The U.S. Cybersecurity and Infrastructure Security Agency (CISA) has added a critical vulnerability impacting BerriAI's LiteLLM to its Known Exploited Vulnerabilities (KEV) catalog, citing evidence of active exploitation in the wild. The flaw, tracked as CVE-2026-42271, carries a CVSS score of 8.7 and is a command injection vulnerability that could allow any authenticated user to execute arbitrary commands on the host system.

The vulnerability affects versions of the LiteLLM Python package greater than or equal to 1.74.2 and less than 1.83.7. According to BerriAI, two specific endpoints used for previewing MCP server configurations – POST /mcp-rest/test/connection and POST /mcp-rest/test/tools/list – accepted a full server configuration, including command, arguments, and environment fields. When these endpoints were invoked with a stdio configuration, they would attempt to establish a connection, inadvertently spawning the supplied command as a subprocess on the proxy host with the privileges of the proxy process.

Maintainers of the open-source AI gateway and Python SDK noted that these endpoints were only protected by a valid proxy API key. This meant that any authenticated user, including those with privileged internal-user keys, could exploit the vulnerability to execute arbitrary commands on a susceptible system. The issue has since been addressed in version 1.83.7, where both test endpoints now require the PROXY_ADMIN role, aligning their security posture with the save endpoint.

Adding to the severity, researchers at Horizon3.ai have demonstrated that CVE-2026-42271 can be chained with CVE-2026-48710, a "BadHost" host header validation bypass vulnerability affecting the Starlette ASGI framework. This exploit chain effectively bypasses LiteLLM's authentication mechanisms entirely, transforming the vulnerability into an unauthenticated remote code execution (RCE) scenario. The combined CVSS score for this chained exploit reaches a critical 10.0.

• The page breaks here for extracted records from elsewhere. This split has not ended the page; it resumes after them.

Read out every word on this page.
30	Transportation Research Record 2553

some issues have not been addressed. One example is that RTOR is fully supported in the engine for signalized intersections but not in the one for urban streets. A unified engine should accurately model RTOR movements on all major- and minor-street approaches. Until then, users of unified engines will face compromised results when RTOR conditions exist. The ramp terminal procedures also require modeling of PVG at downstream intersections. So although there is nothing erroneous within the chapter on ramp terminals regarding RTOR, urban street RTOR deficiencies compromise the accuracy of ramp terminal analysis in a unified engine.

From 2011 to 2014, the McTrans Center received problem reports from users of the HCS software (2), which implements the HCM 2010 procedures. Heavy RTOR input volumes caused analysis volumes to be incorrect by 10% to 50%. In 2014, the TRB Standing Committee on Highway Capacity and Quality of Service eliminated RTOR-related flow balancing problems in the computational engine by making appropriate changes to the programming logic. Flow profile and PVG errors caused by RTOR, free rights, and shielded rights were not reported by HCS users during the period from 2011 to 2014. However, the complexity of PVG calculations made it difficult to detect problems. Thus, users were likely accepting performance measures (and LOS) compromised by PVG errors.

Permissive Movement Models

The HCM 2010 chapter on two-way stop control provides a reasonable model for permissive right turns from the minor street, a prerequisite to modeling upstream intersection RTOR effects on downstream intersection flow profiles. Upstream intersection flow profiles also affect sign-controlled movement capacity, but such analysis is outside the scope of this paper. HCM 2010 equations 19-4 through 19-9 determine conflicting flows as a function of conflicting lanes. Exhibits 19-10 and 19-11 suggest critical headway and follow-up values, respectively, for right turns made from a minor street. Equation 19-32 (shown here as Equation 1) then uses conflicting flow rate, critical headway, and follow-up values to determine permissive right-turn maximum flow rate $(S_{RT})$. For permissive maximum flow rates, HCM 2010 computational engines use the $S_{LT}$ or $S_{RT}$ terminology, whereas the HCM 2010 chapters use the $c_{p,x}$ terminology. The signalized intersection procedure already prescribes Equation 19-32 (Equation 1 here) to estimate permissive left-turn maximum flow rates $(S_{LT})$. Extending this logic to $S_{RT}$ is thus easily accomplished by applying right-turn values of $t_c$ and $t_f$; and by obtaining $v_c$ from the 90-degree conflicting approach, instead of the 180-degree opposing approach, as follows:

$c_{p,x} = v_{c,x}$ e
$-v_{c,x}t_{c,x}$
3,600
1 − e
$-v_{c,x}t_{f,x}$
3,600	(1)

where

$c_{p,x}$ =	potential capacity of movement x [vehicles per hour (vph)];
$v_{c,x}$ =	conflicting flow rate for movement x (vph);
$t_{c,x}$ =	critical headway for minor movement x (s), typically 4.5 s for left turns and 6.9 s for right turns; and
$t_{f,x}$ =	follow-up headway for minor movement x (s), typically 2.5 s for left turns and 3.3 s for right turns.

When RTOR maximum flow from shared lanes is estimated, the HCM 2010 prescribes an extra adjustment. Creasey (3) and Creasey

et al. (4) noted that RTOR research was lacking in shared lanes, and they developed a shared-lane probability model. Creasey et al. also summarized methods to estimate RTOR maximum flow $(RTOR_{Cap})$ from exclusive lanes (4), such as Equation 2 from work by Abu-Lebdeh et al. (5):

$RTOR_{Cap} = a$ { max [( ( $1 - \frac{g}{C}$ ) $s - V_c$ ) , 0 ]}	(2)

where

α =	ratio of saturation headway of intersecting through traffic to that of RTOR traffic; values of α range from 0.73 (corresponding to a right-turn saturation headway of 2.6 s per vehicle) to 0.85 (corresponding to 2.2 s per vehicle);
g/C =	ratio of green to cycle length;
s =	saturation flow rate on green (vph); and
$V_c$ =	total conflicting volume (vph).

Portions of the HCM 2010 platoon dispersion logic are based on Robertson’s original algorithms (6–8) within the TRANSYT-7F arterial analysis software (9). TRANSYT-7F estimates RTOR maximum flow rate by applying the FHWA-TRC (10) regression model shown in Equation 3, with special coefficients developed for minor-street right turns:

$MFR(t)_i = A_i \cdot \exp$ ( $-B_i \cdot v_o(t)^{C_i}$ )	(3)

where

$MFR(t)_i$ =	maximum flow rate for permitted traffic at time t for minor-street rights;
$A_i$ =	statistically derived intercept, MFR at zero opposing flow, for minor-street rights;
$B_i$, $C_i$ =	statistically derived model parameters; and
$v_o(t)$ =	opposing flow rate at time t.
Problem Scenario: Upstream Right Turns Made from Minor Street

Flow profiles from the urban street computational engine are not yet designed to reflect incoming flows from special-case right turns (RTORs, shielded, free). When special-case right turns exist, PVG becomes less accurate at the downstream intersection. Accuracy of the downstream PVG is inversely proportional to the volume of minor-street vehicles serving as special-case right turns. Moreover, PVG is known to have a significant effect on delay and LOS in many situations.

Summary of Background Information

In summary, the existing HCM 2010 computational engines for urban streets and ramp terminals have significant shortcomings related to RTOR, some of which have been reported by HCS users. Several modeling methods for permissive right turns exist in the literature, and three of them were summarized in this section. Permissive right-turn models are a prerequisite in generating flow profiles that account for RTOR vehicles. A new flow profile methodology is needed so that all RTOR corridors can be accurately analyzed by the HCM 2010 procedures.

Successful exploitation of the chained vulnerability could grant attackers the ability to run arbitrary commands on the LiteLLM host. This could lead to the compromise of model provider credentials, the exfiltration of API keys and secrets stored by the proxy, lateral movement into connected AI infrastructure, and potentially compromise downstream systems integrated with the AI gateway. The specific threat actors, targeted entities, and the full scope of the in-the-wild exploitation remain unclear, as does whether current attacks are leveraging the full exploit chain.

Users are strongly advised to update LiteLLM to version 1.83.7 or later and Starlette to version 1.0.1 or later to mitigate these risks. For organizations unable to patch immediately, CISA recommends blocking the vulnerable POST endpoints at the reverse proxy or API gateway, restricting network access to trusted segments, rotating credentials stored by the proxy, and diligently reviewing logs for suspicious Host header activity and subprocess execution events.

This incident follows closely on the heels of another critical vulnerability in LiteLLM, CVE-2026-42208, a SQL injection flaw that also saw active exploitation within 36 hours of its public disclosure. The repeated discovery of critical vulnerabilities in widely used AI infrastructure components underscores the growing need for robust security practices in the rapidly evolving AI landscape.

This new report details how threat actors are actively exploiting a chained vulnerability in LiteLLM, combining CVE-2026-42271 (command injection) with CVE-2026-48710 (Starlette host header bypass). This chain allows for unauthenticated remote code execution with the privileges of the LiteLLM process, enabling theft of API keys and lateral movement within AI infrastructure.